Mendengar hal itu Singto langsung mengambil mantelnya, ia meraih kunci mobil serta dompetnya, lalu kembali lagi menghampiri Krist yang masih setia berdiri di tempatnya tadi.

"Tunggu di sini, aku tidak akan lama."

Krist menggelengkan kepalanya, "Aku ingin ikut."

"Tidak. Kau di rumah saja."

"Tapi ini sudah malam, aku tidak yakin restoran itu masih buka."

Singto hanya mengulum senyumnya, "Tunggu di sini. Aku pasti akan membawakannya untukmu."

Diusapnya surai Krist dan mengecup kening pria itu dengan lembut, sebelum melangkahkan kakinya pergi dari sana begitu saja, meninggalkan sosok itu yang perlahan menjauhinya.

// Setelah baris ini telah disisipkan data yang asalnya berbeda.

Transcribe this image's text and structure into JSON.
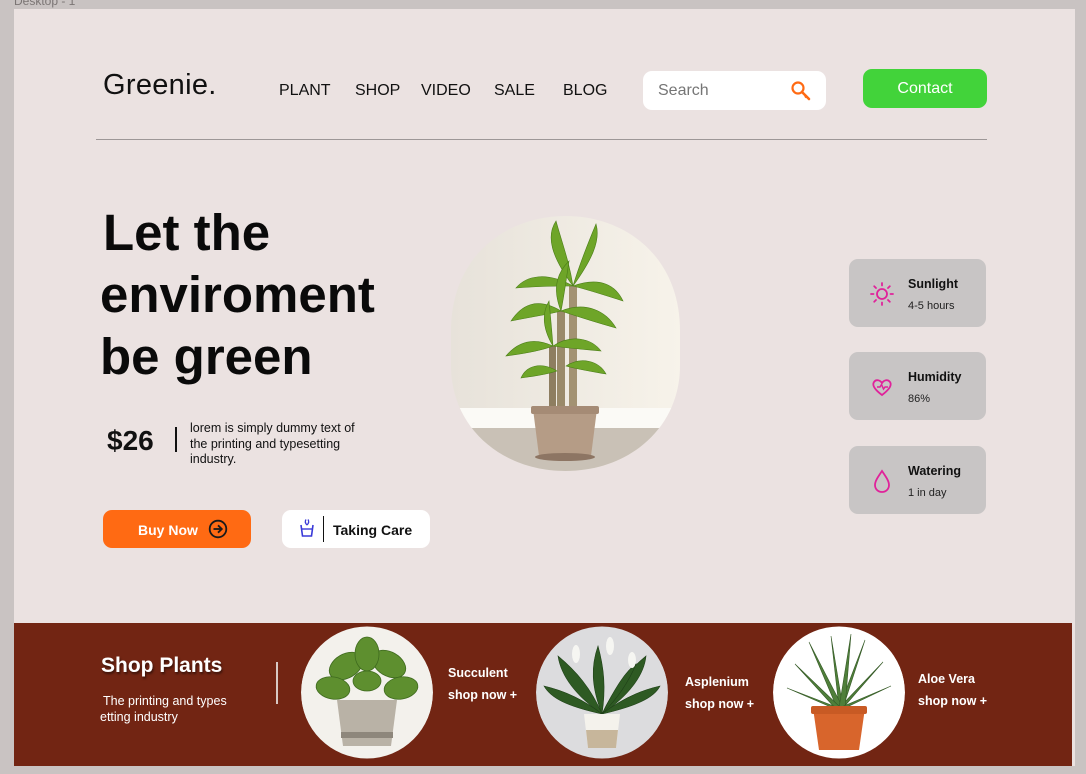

Krist hanya menatap kepergian Singto dari balkon kamarnya, sembari melambaikan tangannya. Entah mengapa hatinya tak tenang, seperti tak rela untuk melepaskan Singto, padahal ia yang meminta Singto untuk membelikannya makanan, hanya saja ada yang aneh dari dirinya, tetapi Krist tak tahu itu apa.

Decakan kesal keluar dari bibir Mike, ia melirik sosok yang tengah bersandar pada kap mobil itu dengan sedikit rasa kesal, jika orang yang meminta tolong padanya bukan Singto maka ia tidak akan mau seperti orang gila memesan makanan pada restoran yang sudah di tutup. Ia menyerahkan beberapa kantung makanan itu pada Singto sembari menampilkan memutar bola matanya malas.

"Lagi-lagi kau terlalu memanjakannya."

"Dia hanya lapar, jadi aku membelikannya makanan, bukankah itu wajar?"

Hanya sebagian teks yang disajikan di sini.